ABSTRACT
Introduction
Dipeptidyl peptidase-4 (DPP-4) inhibitors have been the most widely used for type 2 diabetes (T2D) available worldwide since 2006. DPP-4 inhibitors exert their effects by inhibiting dipeptidyl peptidase-4 to increase the concentration of endogenous incretin hormones (incretin hormone analogues and incretin potentiators) and promote insulin secretion, thereby acting as a glucose regulator. Evogliptin is a new member of the DPP-4 inhibitor family with high selectivity and low risk of hypoglycemia, and extensive clinical data has been accumulated in its treatment of T2D since its introduction in October 2015.
Areas covered
This review summarized the recently reported studies associated with the pharmacokinetics, pharmacodynamics, safety and tolerability, and clinical application of evogliptin for managing T2D. We searched the MEDLINE and PubMed databases with the titles ‘evogliptin’ to identify all the information. The abstracts and posters of the annual meetings of ADA and EASD and clinicalTrials.gov. have been searched up to now.
Expert commentary
Evogliptin is a potent, orally effective, and highly selective DPP-4 inhibitor that is not only indicated for the treatment of T2D but may also be beneficial to arterial inflammation and atherosclerosis, with good safety and tolerance.
Article highlights
Evogliptin is a potent, orally effective, and highly selective DPP-4 inhibitor for type 2 diabetes, as monotherapy or in combination with other drugs.
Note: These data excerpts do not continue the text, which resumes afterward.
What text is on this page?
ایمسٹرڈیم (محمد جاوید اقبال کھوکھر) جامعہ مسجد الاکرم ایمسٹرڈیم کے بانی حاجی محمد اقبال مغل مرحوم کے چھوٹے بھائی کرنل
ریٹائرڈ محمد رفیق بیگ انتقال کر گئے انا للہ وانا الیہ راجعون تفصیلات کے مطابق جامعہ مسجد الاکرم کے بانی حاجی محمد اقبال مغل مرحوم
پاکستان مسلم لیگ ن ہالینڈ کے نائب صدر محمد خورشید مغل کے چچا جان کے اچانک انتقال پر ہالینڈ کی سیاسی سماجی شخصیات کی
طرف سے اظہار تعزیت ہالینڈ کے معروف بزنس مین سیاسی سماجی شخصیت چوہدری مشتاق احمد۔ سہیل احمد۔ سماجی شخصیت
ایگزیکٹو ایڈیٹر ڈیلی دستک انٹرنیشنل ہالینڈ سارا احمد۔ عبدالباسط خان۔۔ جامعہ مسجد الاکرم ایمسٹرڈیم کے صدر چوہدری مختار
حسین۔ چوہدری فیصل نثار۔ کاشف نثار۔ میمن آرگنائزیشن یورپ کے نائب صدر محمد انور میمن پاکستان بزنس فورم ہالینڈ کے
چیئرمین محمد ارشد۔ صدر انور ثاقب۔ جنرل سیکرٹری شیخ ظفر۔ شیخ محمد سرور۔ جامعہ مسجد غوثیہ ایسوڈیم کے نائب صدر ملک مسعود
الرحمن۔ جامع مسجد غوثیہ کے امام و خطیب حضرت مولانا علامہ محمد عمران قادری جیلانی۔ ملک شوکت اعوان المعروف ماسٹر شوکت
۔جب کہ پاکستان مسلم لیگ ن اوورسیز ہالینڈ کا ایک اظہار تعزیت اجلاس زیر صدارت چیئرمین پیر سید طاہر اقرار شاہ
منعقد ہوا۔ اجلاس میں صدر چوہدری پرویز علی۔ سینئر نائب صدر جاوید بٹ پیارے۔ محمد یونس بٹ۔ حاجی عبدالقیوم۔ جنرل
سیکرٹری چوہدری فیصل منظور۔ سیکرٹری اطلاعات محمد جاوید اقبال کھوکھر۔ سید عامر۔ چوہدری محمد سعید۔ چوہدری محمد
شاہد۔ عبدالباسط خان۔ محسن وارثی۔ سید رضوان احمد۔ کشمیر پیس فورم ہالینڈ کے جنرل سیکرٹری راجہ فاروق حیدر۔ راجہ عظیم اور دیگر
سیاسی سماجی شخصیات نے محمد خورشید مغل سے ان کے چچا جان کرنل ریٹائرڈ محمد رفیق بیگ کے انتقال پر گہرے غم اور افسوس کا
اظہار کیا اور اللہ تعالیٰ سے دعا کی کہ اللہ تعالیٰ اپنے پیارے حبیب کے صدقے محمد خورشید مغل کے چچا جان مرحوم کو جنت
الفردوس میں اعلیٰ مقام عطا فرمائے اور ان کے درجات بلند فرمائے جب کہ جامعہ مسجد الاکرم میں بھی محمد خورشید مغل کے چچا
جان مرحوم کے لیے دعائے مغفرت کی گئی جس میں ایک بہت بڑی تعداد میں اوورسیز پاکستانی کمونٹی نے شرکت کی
Evogliptin is beneficial for arterial inflammation and atherosclerosis in patients with type 2 diabetes.
The fat loss effect of evogliptin was observed in patients with type 2 diabetes, which is partly associated with increased energy consumption and changes in water metabolism.
The use of evogliptin has little risk of hypoglycemia.
Evogliptin has extra benefits on nonalcoholic fatty liver progression in patients with type 2 diabetes.
Declaration of interest
The authors declare that they have no competing interests.